Sunday, May 20, 2007

Free art lesson. Value study.


This is pretty crazy. But I'm showing you what a difference value can make in a painting. The reason I show it isn't to set myself up as knowing something, it's to maybe help another person while they're trying to learn to become an artist. I learned everything the long hard way. I didn't have many resources, there was no internet back then and art lessons cost money I didn't have.

I've often thought, if I could just "pay it forward" maybe someone else could become a good artist from what I've learned, and it would save them a lot of time.

The point of this lesson in values is this, look at the way your eye is drawn to certain points in each of the four examples above. The reason your eye goes to those places is this, that is where the lightest color in the example meets the darkest color in the example.
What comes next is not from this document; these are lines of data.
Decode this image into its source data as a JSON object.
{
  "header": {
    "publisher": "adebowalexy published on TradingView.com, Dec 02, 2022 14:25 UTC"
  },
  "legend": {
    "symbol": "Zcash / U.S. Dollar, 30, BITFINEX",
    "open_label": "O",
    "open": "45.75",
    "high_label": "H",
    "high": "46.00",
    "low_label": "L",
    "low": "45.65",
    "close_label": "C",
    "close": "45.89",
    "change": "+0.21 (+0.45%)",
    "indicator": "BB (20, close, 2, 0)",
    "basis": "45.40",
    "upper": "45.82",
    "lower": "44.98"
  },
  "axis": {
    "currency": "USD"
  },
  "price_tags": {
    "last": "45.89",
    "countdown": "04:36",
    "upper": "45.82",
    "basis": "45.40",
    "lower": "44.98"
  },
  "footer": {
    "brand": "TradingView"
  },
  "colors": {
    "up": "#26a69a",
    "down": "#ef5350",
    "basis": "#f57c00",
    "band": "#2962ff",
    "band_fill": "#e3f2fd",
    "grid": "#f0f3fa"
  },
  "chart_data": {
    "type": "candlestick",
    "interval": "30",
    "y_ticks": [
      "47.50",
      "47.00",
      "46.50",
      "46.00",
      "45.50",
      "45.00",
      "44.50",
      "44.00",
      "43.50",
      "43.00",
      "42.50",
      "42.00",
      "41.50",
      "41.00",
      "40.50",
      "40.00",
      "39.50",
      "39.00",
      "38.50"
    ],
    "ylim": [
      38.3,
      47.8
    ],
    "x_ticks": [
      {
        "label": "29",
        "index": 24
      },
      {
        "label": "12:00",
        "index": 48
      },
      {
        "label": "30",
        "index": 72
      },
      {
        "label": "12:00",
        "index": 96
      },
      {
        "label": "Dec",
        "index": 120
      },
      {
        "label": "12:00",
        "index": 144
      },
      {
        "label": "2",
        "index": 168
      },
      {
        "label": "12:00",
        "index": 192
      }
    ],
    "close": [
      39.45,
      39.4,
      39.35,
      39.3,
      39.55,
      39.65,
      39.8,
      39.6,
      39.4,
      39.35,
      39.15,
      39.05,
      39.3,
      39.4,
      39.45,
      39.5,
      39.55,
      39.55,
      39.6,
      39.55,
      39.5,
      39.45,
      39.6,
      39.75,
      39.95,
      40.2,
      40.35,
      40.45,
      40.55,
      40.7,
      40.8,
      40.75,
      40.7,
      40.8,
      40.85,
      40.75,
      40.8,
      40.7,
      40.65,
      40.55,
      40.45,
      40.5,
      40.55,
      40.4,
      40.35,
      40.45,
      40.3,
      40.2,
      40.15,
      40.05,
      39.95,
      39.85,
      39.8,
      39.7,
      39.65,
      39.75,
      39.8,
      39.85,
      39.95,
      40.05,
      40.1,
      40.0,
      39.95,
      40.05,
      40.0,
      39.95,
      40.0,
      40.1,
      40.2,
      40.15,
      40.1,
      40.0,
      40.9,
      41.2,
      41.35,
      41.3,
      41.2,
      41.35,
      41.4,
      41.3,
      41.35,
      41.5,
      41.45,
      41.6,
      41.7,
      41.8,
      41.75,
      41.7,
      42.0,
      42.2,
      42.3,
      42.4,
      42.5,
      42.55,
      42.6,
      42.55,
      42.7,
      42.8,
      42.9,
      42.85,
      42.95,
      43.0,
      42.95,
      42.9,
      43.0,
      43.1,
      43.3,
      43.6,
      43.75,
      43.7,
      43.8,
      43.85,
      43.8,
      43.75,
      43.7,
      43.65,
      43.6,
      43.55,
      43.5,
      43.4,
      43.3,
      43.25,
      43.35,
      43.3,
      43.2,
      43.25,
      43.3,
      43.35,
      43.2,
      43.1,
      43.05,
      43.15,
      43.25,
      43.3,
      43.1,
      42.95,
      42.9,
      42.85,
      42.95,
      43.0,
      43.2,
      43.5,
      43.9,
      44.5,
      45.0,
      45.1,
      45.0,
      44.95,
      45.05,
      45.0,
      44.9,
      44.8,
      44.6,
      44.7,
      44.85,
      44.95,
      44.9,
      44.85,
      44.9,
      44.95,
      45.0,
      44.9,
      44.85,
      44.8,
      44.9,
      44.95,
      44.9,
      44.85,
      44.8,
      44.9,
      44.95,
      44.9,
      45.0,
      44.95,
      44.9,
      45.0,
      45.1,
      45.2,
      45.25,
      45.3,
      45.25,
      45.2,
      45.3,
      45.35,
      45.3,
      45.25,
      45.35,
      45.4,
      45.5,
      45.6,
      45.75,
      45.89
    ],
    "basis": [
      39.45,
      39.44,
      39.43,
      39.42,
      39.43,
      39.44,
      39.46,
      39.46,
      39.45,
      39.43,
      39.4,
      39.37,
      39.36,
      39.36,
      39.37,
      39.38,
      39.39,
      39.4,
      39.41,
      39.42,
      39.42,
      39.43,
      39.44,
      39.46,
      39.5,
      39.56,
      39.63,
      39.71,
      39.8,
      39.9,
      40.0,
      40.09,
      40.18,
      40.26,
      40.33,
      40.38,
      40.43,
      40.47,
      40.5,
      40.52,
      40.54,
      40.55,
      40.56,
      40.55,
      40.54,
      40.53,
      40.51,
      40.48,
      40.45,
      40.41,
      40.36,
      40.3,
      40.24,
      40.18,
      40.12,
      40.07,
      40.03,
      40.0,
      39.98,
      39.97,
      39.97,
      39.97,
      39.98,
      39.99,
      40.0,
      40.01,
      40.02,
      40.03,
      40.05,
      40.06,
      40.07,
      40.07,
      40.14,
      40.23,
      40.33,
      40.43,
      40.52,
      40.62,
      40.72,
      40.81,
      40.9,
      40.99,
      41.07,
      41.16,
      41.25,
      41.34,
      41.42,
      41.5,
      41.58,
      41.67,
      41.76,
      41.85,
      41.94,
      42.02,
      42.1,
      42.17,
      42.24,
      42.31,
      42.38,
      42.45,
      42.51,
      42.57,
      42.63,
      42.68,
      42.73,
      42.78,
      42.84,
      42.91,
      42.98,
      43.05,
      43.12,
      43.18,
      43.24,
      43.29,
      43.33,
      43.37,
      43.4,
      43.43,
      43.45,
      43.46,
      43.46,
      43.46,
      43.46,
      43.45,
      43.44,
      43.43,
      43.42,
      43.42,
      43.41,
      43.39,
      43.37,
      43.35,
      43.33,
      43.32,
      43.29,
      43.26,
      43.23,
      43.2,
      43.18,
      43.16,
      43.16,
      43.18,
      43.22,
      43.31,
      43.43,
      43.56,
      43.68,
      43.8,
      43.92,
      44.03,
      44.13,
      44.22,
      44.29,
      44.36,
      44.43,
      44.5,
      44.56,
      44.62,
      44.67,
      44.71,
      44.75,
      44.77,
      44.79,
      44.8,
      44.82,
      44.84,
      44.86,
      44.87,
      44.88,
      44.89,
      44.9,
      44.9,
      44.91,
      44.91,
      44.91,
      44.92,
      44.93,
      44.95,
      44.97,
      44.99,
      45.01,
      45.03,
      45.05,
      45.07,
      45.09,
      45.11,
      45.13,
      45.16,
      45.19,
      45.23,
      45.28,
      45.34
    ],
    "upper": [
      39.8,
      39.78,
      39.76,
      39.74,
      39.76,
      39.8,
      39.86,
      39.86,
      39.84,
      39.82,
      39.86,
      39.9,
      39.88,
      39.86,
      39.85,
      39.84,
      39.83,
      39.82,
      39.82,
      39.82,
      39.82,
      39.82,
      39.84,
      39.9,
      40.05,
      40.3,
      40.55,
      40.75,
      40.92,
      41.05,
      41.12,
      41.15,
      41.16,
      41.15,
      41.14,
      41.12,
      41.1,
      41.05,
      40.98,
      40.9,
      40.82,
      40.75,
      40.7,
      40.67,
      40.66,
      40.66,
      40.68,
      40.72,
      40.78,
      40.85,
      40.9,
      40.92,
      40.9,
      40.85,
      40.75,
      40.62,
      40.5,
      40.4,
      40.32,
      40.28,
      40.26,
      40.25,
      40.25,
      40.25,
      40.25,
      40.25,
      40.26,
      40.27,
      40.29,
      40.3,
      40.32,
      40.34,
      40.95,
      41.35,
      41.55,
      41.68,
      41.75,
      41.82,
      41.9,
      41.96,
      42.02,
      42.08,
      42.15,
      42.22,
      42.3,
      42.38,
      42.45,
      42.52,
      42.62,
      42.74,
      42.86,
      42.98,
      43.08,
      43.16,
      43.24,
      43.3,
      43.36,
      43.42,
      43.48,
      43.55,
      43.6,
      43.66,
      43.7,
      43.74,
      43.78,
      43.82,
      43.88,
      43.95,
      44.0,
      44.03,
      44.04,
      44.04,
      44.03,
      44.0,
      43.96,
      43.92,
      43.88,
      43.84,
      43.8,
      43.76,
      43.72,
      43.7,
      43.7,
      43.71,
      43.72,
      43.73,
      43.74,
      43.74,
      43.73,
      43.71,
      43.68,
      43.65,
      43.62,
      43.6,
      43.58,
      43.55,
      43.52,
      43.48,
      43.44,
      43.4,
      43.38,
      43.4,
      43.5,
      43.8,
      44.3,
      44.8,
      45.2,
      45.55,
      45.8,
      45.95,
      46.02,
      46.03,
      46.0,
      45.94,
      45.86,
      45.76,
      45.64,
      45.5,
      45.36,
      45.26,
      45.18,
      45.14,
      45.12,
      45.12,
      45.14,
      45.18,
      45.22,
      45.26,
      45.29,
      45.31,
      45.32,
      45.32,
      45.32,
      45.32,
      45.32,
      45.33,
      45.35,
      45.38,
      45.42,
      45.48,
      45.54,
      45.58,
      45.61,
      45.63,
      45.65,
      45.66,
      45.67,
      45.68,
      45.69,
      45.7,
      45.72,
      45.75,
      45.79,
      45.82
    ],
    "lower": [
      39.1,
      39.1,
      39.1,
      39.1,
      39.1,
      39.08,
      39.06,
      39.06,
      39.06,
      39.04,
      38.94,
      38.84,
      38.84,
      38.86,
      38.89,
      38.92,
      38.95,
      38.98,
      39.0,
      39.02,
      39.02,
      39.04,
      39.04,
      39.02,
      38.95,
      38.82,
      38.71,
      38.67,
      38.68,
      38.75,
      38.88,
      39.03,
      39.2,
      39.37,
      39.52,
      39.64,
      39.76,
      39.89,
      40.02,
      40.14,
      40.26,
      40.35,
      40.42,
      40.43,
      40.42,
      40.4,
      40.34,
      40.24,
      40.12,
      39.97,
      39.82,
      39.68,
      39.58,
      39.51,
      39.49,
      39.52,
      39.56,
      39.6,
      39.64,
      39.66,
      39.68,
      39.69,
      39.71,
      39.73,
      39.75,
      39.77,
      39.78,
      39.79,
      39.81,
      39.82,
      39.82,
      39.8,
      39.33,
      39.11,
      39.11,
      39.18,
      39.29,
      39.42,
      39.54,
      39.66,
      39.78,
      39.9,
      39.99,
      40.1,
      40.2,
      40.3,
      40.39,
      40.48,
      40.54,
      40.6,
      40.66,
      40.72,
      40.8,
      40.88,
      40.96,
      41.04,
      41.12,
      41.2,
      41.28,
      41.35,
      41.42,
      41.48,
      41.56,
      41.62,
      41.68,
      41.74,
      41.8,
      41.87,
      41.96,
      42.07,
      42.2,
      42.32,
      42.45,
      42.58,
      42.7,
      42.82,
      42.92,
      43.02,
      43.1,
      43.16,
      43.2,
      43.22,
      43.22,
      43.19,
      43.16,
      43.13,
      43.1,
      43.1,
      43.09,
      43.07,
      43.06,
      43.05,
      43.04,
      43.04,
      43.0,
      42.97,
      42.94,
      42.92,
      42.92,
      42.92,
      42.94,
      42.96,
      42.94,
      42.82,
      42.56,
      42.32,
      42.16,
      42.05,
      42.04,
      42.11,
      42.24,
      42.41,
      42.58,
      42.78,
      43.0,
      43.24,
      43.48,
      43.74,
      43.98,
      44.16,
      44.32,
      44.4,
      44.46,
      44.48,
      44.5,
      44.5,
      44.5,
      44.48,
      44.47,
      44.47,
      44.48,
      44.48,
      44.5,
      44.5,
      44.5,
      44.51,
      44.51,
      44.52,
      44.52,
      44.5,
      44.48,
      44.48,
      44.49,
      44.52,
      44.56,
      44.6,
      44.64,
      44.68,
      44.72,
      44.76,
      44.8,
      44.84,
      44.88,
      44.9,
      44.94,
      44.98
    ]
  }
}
When you plan your painting, think ahead and decide which part of the painting will be where you want people to look the longest. That will be the point of the painting that helps to tell the story of what's going on. That is where you'll place the most intense value change of the entire painting. Save your lightest light and your darkest dark for that particular place and you'll create what's called the "focal point". Every great painting has one.

Don't place your darkest dark anywhere else on the painting, and don't place your lightest light anywhere else on the painting. Save them for this exciting thing called the "Focal Point". The human eye can see the smallest variations in value changes so you still have plenty of value ranges to use in the rest of your painting.

If you scroll down that jpg I placed above, your eye will follow the focal points of each demo. Proof that it works!